Of course the real issue is the fact that I can't travel even 1km toward my workplace on a bike without seriously fearing for my life. Cities in the United States are extremely unfriendly to bikes.

Yes, does it take into account the energy cost of the ambulance that comes to collect you after you had a heart attack after getting fat because you didn't burn off what you were eating....

On the other hand, from what I understand in the Netherlands, ebikes help older people keep cycling for longer so ebikes are still good?

I would guess overall, the difference between bike and ebike is a rounding error compared to not riding at all. Both environmentally, and from a health pov.

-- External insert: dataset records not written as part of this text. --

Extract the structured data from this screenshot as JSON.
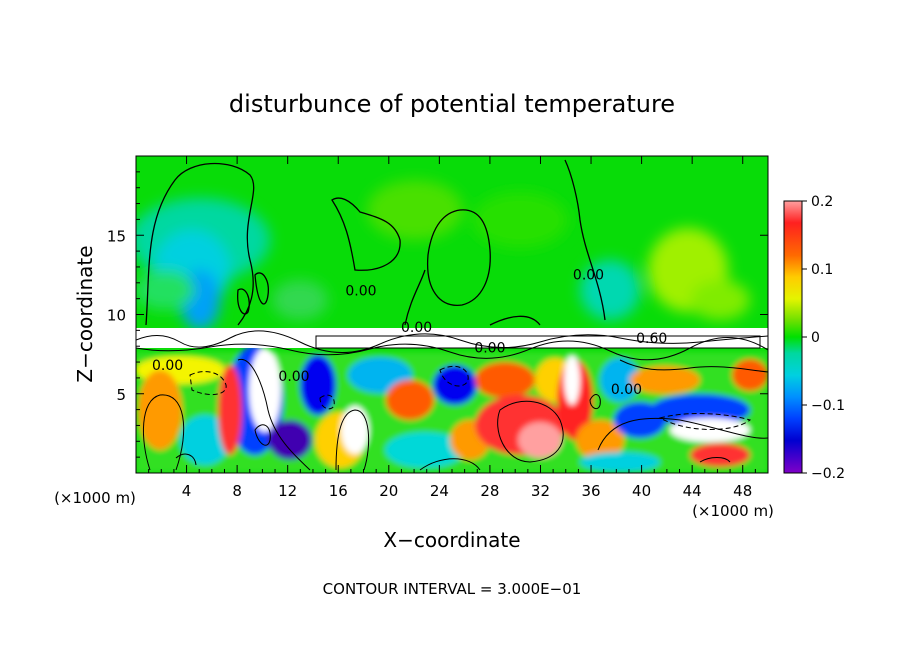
{
  "chart_data": {
    "type": "heatmap",
    "title": "disturbunce of potential temperature",
    "xlabel": "X−coordinate",
    "ylabel": "Z−coordinate",
    "x_unit": "(×1000 m)",
    "x_unit_right": "(×1000 m)",
    "footnote": "CONTOUR INTERVAL = 3.000E−01",
    "xlim": [
      0,
      50
    ],
    "ylim": [
      0,
      20
    ],
    "x_ticks": [
      4,
      8,
      12,
      16,
      20,
      24,
      28,
      32,
      36,
      40,
      44,
      48
    ],
    "x_tick_labels": [
      "4",
      "8",
      "12",
      "16",
      "20",
      "24",
      "28",
      "32",
      "36",
      "40",
      "44",
      "48"
    ],
    "y_ticks": [
      5,
      10,
      15
    ],
    "y_tick_labels": [
      "5",
      "10",
      "15"
    ],
    "colorbar": {
      "range": [
        -0.2,
        0.2
      ],
      "ticks": [
        0.2,
        0.1,
        0,
        -0.1,
        -0.2
      ],
      "tick_labels": [
        "0.2",
        "0.1",
        "0",
        "−0.1",
        "−0.2"
      ],
      "colors": [
        "#ff9c9c",
        "#ff3030",
        "#ff1c1c",
        "#ff5a00",
        "#ff9a00",
        "#ffd000",
        "#f4f400",
        "#b4f000",
        "#70e400",
        "#32d832",
        "#00e000",
        "#00d88c",
        "#00d8d8",
        "#00b4f0",
        "#0080ff",
        "#0040ff",
        "#0000f0",
        "#1010b4",
        "#4000b0",
        "#8000c8"
      ]
    },
    "contour_labels": [
      {
        "text": "0.00",
        "x": 17.8,
        "z": 11.2
      },
      {
        "text": "0.00",
        "x": 22.2,
        "z": 8.9
      },
      {
        "text": "0.00",
        "x": 35.8,
        "z": 12.2
      },
      {
        "text": "0.00",
        "x": 28.0,
        "z": 7.6
      },
      {
        "text": "0.60",
        "x": 40.8,
        "z": 8.2
      },
      {
        "text": "0.00",
        "x": 2.5,
        "z": 6.5
      },
      {
        "text": "0.00",
        "x": 12.5,
        "z": 5.8
      },
      {
        "text": "0.00",
        "x": 38.8,
        "z": 5.0
      }
    ]
  }
}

In any case I definitely know nobody who ate more because they rode a bike. Some might get a bit more exercise or will get a bit less fat but I m firmly against the assumption that you'll et more if you ride in current wester societies.
My eating logs show a dramatic calorie increase when cycling to work vs not. Eye balling looks like ~20% increases are common
When I cycled to work I did eat more, but that was 30+ miles a day up and down hills. It was also on an ebike (whatever that proves) and I would say it was more carbs than air freighted fresh veg and meat, so not the most carbon intensive food.

But yes I don't think most people eat their full extra cycling energy expenditure when they take up cycling.